About 3 months ago I started looking online for lists of subjects that parents could teach their two-year-old. I got lucky and came across an entire 26-week teaching curriculum! And it was free! 

Since finding this website, Seth and I have added a daily "Learning Time" to our morning routine. 

The gist of it:
Mondays--   theme introduced; corresponding book(s) read, song(s) sung; these revisited each day
Tuesdays--  shape or color
Wednesdays-- letter
Thursdays-- number
Fridays-- nursery rhyme and fine-motor activity to celebrate week's theme


She suggests keeping a poster of what you do each week. When the weeks done, we've been taping each part up in the stairwell to our basement. It's awesome to see the ground we've covered. It's also a great visual reminder of the fun we've had together.

I love the structure and her ideas. Her ideas also spark my creativity. It usually ends feeling liked structured play time together. 

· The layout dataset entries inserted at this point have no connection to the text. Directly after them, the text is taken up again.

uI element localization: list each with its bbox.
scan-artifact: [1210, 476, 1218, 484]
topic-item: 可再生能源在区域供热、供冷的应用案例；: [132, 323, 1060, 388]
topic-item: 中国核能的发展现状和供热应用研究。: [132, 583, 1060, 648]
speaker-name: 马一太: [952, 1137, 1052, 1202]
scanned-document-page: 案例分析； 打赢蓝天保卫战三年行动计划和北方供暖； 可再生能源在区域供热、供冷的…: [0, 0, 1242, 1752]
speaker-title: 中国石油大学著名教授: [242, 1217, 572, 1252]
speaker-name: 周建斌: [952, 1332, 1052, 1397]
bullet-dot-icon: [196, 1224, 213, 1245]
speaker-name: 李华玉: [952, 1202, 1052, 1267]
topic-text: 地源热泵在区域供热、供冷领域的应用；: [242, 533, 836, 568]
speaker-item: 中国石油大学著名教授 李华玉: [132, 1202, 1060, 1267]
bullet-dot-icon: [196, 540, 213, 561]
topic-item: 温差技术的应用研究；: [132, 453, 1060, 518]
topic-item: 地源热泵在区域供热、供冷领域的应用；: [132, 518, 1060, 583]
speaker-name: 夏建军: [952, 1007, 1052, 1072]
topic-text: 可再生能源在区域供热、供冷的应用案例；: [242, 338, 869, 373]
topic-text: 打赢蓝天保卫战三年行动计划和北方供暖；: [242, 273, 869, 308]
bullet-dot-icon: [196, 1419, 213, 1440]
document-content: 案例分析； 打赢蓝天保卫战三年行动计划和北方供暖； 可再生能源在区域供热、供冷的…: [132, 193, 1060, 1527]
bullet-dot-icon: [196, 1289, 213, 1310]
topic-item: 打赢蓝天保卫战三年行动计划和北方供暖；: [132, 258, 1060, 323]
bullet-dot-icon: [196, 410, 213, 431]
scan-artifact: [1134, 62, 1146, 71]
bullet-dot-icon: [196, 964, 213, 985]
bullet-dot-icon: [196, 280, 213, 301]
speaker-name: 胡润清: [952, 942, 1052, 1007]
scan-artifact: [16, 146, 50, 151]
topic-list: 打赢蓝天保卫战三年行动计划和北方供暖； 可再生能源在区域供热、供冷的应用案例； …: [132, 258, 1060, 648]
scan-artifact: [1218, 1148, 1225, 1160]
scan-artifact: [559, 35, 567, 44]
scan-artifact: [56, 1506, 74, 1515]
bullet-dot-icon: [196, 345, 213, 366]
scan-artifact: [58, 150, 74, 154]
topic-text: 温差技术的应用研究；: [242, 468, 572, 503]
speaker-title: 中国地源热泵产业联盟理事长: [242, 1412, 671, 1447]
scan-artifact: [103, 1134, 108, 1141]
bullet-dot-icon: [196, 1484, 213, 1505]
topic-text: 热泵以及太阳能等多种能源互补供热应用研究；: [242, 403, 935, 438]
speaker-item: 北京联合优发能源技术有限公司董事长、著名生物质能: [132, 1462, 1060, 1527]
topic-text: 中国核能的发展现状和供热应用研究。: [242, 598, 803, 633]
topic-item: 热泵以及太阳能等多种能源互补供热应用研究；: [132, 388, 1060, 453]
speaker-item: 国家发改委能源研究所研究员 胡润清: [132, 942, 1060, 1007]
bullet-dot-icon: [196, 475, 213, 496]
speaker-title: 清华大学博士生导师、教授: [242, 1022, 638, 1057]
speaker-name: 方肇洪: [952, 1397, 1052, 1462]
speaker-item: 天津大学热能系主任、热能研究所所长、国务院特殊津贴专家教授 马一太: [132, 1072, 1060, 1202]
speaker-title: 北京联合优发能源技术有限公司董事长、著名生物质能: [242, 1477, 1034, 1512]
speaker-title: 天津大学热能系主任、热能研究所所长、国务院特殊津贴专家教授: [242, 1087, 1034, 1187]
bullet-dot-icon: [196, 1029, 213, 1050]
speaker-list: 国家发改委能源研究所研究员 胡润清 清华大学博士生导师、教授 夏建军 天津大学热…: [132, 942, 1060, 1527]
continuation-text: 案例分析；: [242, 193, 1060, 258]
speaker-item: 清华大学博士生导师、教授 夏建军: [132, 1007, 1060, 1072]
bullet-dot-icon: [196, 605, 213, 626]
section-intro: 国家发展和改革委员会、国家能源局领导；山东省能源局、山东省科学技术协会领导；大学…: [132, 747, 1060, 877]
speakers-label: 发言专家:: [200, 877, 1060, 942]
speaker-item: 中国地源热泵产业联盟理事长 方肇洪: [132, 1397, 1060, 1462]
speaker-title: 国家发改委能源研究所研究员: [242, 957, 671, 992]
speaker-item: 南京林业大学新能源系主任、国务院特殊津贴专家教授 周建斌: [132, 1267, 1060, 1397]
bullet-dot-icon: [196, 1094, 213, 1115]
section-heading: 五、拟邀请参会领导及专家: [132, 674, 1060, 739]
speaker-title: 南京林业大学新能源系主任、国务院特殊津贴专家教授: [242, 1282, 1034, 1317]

Some of my favorite things we've done so far:

 -   made up a "Cow Dance" to Copland's Rodeo
 -   learning shapes with play-doh (also love her idea of using cookie dough and baking it, need to try it)
 -   keeping track of numbers in his sticker counting book
 -   watercoloring drawn eyes for theme celebration
-    scavenger hunts of letters, colors and numbers throughout the house
-    playing letter games on starfall.com
-    him loving songs on youtube that follow the theme: "lighthouse song" (Brazzle Dazzle Day), "rainbow song" ("Somewhere Over the Rainbow"), "cat song" ("The Cat Came Back" by Laurie Berkner)
-   "tape the eyes on the face" version of "pin tale on the donkey".
-    listening and dancing to "jungle songs": Saint Saens' "Carnival of the Animals"
-    building our own lighthouse with Duplo blocks
-    reading new books together I might not have checked out otherwise

(said lighthouse)

It's also rewarding to be driving down the freeway and he suddenly identifies "letter E!" on the side of the trailer truck. Or to be in the grocery store and have him point out that the box full of oranges is an octagon. And it's rewarding, not just because he's actually retaining something, but because it wasn't Caillou or Sesame Street that taught it to him: it's something he learned from me. 

So consensus: fun, educational. Recommended.

P.S. She has lesson plans for older kids and several other subjects on the same website that I haven't looked into myself, but I'd bet are good.